Constitutional Questions: 1. Does the availability of a regulatory exemption for religious employers regarding the Affordable Care Act’s contraceptive mandate eliminate the substantial burden on those organizations’ exercise of their religious freedom? 2. Do the Department of Health and Human Services’ guidelines satisfy the Religious Freedom Restoration Act’s demanding test for overriding religious objections?

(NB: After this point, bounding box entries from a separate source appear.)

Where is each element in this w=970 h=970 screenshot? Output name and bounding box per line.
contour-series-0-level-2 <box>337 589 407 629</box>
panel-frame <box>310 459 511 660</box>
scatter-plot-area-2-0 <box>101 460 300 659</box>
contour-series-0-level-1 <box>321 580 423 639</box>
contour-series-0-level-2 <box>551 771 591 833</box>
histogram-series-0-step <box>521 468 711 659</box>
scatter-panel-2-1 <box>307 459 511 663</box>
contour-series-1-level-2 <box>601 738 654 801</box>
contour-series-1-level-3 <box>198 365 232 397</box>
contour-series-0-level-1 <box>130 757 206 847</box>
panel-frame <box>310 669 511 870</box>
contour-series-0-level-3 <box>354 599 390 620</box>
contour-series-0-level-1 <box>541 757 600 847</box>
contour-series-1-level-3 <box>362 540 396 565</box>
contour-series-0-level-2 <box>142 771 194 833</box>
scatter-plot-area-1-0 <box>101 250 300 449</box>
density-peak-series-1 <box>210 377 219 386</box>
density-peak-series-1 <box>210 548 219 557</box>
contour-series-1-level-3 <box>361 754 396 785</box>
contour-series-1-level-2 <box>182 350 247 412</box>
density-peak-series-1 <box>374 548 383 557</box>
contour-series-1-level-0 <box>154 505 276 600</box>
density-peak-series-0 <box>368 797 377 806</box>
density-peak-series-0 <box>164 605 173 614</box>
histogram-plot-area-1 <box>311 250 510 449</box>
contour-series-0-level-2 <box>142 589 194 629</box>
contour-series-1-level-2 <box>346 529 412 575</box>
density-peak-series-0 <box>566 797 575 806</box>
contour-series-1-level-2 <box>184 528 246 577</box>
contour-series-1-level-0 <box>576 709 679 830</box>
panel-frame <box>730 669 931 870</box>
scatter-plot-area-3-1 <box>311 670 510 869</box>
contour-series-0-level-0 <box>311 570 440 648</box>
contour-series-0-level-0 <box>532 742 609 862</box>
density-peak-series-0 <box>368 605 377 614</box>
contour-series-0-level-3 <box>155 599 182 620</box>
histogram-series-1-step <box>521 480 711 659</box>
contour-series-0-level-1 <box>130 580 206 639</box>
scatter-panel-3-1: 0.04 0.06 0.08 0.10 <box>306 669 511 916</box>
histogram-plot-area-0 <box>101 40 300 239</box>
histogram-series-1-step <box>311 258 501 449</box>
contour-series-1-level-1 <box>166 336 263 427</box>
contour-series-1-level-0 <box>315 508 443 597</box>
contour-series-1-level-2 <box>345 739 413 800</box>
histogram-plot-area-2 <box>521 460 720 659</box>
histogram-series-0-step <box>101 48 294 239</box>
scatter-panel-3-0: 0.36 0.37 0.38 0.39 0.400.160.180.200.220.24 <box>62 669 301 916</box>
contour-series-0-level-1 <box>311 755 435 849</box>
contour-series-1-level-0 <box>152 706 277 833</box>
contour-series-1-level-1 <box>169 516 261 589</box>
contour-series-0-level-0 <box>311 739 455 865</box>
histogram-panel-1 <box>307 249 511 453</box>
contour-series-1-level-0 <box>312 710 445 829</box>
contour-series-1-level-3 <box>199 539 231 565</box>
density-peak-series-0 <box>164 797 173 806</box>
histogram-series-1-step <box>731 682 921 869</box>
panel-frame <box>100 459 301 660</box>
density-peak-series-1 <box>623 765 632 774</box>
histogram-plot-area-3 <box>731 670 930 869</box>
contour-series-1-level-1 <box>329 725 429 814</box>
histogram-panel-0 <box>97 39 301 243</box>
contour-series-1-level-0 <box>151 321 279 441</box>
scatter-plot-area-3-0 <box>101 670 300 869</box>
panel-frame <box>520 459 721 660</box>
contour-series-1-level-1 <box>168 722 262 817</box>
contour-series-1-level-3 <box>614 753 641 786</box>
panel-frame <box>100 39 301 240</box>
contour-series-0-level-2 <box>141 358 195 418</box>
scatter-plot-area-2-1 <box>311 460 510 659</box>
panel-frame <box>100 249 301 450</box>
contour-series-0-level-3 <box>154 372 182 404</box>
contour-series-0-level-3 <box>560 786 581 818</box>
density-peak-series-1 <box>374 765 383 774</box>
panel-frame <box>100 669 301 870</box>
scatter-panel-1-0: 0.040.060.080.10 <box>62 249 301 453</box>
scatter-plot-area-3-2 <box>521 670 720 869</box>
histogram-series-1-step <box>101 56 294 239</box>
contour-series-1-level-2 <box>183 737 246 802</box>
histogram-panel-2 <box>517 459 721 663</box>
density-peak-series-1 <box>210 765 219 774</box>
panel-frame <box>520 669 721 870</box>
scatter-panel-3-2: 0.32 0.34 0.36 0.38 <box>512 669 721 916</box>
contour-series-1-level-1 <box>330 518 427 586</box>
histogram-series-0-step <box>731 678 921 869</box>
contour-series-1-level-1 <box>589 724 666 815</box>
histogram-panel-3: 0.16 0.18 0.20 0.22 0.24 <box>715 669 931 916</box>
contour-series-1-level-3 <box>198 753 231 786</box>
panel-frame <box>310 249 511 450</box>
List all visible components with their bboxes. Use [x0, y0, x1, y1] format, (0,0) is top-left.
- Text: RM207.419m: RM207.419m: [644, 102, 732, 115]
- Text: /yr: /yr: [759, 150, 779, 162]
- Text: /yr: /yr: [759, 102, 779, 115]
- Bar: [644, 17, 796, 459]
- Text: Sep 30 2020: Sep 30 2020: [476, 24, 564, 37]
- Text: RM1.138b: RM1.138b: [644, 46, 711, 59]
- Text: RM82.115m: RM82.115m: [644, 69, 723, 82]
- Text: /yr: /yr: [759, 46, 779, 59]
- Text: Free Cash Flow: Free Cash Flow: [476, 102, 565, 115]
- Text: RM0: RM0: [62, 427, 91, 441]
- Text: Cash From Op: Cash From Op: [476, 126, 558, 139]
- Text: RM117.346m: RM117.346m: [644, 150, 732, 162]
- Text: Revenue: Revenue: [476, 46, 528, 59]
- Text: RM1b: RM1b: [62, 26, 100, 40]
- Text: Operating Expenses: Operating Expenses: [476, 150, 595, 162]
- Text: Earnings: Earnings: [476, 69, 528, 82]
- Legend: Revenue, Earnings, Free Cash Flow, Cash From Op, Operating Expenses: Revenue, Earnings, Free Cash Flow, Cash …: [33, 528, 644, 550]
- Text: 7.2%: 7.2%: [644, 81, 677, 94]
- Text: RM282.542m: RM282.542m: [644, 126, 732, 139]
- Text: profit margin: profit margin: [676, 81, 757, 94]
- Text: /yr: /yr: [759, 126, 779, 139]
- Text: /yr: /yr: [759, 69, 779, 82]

Ruling: Case Name: Utah v Strieff Date of Oral Argument: MAY 17, 2016

Lead Justice: Laura Verjan

Attorneys representing Petitioner(s): SCOTT SCHRAMM and BRANDON VO

Attorneys representing Respondent(s): MATTHEW PARK and FERMIN MIRANDA

Facts of the Case: Utah Detective Douglas Fackrell received an anonymous tip about drug sales at a South Salt Lake residence and after looking around he speculated there was drug activity taking place. Fackrell saw Edward Joseph Strieff, Jr. leaving the residence and stopped him for questioning. During the stop, Fackrell discovered Strieff had an outstanding warrant and arrested him. During the lawful search after his arrest, Fackrell found methamphetamine and a drug pipe on Strieff’s person. The District Court ruled that, although Fackrell did not have enough evidence to conduct an investigatory stop, the methamphetamine and drug paraphernalia obtained during the lawful search incident to arrest justified the admission of that evidence for trial. The Utah Court of Appeals affirmed the District Court’s ruling, but the Utah Supreme Court reversed and held that the evidence should have been suppressed because the warrant that was the basis for the arrest was discovered during an unlawful investigatory stop.

Constitutional Question: Should evidence seized incident to a lawful arrest on an outstanding warrant be suppressed because the warrant was discovered during an investigatory stop later found to be unlawful?